Module 46, Pediatric Orthopaedist Level

This patient is a 14 year old male weighting 105 kilograms. His systemic exams were all within normal limits. He presents with a complaint of pain in the knee which occurred after he slipped playing football. Examination of his knee demonstrated full range of motion, no effusion, mild medial joint line tenderness, and no ligament instability. Bilateral hips with passive flexion to 75 degrees and abduction to 20 degrees on the left and 30 degrees on the right. Internal rotation was 0 degrees on the right and -15 on the left with external rotation 70 degrees, bilaterally. Upper extremities and bilateral feet exams were all within normal limits. He was initially diagnosed with left SCFE and pinned in 12/93. He had been doing well but then began unprotected weight bearing earlier than recommended. It was noted that his left cannulated hip screw had cut out of the femoral head and required removal in 2/94. The patient began to have right hip pain in 3/94 during a period of crutch walking.
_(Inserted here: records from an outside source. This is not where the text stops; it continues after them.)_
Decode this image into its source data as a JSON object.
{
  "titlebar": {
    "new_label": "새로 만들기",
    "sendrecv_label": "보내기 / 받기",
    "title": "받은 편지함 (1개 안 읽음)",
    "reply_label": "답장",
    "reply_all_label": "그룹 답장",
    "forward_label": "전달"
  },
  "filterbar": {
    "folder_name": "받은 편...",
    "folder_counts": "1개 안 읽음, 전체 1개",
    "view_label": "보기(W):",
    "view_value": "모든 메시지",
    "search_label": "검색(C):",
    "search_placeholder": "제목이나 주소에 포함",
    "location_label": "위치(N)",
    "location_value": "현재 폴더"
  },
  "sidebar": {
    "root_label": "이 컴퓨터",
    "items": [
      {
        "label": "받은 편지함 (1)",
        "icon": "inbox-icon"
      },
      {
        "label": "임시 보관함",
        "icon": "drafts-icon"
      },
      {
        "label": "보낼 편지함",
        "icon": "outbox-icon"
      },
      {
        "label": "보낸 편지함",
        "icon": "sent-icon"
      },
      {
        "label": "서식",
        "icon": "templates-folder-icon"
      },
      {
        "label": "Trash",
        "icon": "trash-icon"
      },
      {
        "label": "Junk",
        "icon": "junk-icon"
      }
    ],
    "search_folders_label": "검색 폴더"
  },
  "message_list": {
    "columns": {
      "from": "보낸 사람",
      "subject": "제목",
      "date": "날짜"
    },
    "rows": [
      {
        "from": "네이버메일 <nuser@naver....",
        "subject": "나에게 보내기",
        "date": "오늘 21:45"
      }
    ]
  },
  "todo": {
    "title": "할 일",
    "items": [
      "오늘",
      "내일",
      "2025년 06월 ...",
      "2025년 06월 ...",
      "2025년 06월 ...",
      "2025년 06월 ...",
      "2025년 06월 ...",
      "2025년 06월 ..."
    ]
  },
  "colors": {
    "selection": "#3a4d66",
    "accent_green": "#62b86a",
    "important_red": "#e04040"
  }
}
It was noted at that time that he also developed right sided SCFE. The x-rays over the next year showed evidence of left femoral head osteonecrosis with collapse of the anterior and superior aspect of the head. He was walking with external foot progression angle and complaining of pain in the hip.


Question 46A

The best way to deal with this situation is to maintain the patient on crutches with toe touch weight bearing.


Question 46B

The Femoral head spin osteotomy (Sugioka) would be the best osteotomy to consider in this type of situation.


Question 46C

A base of the femoral neck osteotomy is another reasonable option for correcting this deformity.


Question 46D

The Southwick osteotomy was designed for the treatment of this condition.


Question 46E

The main concern of the base of the neck osteotomy (Abraham) is that it is intracapsular and risks injury to the vessels.